Il romanzo rosa che iniziò la censura fascista
Scritto dalla popolare autrice Mura, raccontava la storia d'amore tra una donna bianca e un uomo di origini africane: fu ritirato dopo poco
di Marta Impedovo
Nel 1934, come supplemento alla rivista letteraria Novella, uscì un romanzo rosa che spinse Mussolini a rendere più accentrato il potere di censura in Italia. Il romanzo s’intitolava Sambadù, amore negro e raccontava la storia d’amore passionale e travolgente tra una vedova dell’alta borghesia fiorentina, Silvia Dàino, e un ingegnere di origini africane cresciuto in Italia, Sambadù Niôminkas. Era stato scritto da Maria Assunta Giulia Volpi Nannipieri, una giornalista e scrittrice già molto nota con lo pseudonimo Mura.
Una prima versione della storia era già uscita sulla rivista di moda Lidel nel 1930 ma era passata inosservata. Quattro anni dopo, a Mussolini – che stava preparando la campagna coloniale d’Etiopia – bastò vedere la copertina della nuova edizione con l’illustrazione di un uomo nero ben vestito che teneva tra le braccia una donna bianca, per dare l’ordine di ritirare tutte le copie e mettere l’autrice sotto il controllo della polizia politica. Mura continuò a scrivere romanzi di successo ma quel libro venne dimenticato e per molto tempo restò introvabile. Nel 2010, a 70 anni dalla morte dell’autrice, il libro è diventato di dominio pubblico; nel 2021 è stato reso disponibile online da LiberLiber, un’associazione che pubblica su internet testi liberi dal copyright, mentre lo scorso aprile è stato ristampato dalla casa editrice di autopubblicazioni Ad Astra, che ha ripreso l’immagine originale della copertina. Un estratto delle prime pagine si può leggere alla fine di questo articolo.

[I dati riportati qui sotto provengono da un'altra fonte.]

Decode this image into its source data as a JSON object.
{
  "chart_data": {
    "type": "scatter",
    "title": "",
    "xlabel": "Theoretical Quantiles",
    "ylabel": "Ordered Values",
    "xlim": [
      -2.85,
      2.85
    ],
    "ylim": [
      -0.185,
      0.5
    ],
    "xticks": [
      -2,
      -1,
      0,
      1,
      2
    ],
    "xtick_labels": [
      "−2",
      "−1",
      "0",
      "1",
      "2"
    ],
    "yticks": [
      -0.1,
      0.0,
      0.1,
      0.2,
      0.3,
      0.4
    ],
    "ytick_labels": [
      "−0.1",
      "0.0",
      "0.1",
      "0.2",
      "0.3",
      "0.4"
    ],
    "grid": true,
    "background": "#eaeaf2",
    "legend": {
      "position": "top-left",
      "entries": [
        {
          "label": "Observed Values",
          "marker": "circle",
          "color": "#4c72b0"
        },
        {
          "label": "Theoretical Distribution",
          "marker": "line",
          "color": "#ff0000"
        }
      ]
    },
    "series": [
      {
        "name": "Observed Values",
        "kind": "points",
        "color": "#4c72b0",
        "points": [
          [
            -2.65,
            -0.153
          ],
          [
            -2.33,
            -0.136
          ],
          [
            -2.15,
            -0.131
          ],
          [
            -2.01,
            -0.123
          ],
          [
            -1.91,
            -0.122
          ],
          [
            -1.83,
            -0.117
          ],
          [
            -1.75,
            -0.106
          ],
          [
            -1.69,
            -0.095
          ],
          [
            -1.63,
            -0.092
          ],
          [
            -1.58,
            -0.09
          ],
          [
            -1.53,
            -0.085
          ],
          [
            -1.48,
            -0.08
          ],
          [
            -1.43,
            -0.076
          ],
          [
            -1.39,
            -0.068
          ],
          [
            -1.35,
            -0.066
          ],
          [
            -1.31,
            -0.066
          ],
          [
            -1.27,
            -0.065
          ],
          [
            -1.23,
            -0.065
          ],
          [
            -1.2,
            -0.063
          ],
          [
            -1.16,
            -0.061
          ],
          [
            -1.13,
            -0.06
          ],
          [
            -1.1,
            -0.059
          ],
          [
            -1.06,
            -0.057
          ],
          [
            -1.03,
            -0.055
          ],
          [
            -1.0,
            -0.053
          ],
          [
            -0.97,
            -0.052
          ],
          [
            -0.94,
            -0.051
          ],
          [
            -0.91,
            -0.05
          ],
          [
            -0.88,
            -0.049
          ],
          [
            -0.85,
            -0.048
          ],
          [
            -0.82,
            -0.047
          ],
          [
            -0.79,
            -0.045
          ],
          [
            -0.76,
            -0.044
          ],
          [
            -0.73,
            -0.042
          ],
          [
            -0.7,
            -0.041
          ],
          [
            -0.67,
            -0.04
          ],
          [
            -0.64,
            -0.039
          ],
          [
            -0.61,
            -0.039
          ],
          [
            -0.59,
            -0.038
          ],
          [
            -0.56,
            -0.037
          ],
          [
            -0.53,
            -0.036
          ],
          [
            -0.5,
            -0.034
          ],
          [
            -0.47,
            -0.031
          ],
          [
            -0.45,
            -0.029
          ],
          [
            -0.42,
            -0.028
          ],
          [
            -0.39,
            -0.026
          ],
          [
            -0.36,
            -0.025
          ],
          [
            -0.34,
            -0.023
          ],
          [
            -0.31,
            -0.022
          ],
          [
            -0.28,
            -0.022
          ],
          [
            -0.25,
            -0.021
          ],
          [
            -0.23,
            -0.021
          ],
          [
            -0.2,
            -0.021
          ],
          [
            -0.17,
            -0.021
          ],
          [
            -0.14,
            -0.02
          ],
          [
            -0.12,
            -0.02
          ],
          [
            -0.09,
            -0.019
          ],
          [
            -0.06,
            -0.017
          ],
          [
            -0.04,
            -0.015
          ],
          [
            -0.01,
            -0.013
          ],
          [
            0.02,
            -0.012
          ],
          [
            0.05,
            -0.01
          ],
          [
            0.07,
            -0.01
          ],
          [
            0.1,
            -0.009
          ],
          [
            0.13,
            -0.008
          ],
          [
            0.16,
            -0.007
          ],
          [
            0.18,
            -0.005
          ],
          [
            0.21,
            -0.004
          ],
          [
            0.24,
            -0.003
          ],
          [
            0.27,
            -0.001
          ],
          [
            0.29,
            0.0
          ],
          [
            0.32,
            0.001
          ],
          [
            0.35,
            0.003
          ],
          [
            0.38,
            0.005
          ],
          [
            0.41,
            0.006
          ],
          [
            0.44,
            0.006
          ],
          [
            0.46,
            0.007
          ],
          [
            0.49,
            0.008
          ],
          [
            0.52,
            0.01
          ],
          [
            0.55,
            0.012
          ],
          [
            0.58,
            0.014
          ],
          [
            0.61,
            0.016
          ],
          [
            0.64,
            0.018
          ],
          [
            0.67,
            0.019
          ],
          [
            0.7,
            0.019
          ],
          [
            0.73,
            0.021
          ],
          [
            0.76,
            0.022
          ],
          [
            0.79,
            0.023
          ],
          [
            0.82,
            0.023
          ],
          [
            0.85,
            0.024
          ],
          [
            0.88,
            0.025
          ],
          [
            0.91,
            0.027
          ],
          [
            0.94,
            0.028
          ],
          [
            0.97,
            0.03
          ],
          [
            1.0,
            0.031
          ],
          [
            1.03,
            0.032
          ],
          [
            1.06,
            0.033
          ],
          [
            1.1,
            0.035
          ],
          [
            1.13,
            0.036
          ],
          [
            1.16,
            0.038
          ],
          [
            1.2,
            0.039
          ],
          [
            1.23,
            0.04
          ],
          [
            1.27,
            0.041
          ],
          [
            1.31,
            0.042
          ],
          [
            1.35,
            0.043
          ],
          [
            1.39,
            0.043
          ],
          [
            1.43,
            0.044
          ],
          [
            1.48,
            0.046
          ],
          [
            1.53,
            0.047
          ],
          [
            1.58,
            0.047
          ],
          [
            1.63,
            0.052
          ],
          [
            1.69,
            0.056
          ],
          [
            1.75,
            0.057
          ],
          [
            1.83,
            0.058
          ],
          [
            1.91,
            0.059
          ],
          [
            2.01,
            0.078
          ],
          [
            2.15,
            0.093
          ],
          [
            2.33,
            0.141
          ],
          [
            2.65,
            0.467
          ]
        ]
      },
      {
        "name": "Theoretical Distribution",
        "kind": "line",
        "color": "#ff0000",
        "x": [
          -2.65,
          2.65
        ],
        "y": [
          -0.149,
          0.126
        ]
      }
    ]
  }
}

Maria Assunta Giulia Volpi Nannipieri era nata nel 1892 a Bologna da una famiglia borghese. A vent’anni si era trasferita a Milano dove aveva cominciato a lavorare per il Touring Club Italiano e a scrivere di viaggi e di cultura per vari giornali e riviste. Successivamente si era trasferita a Gavirate, in provincia di Varese, dove aveva scritto la gran parte dei suoi libri e trascorso gran parte della sua breve vita: morì infatti a quarantotto anni in un incidente aereo mentre tornava da un viaggio a Tripoli.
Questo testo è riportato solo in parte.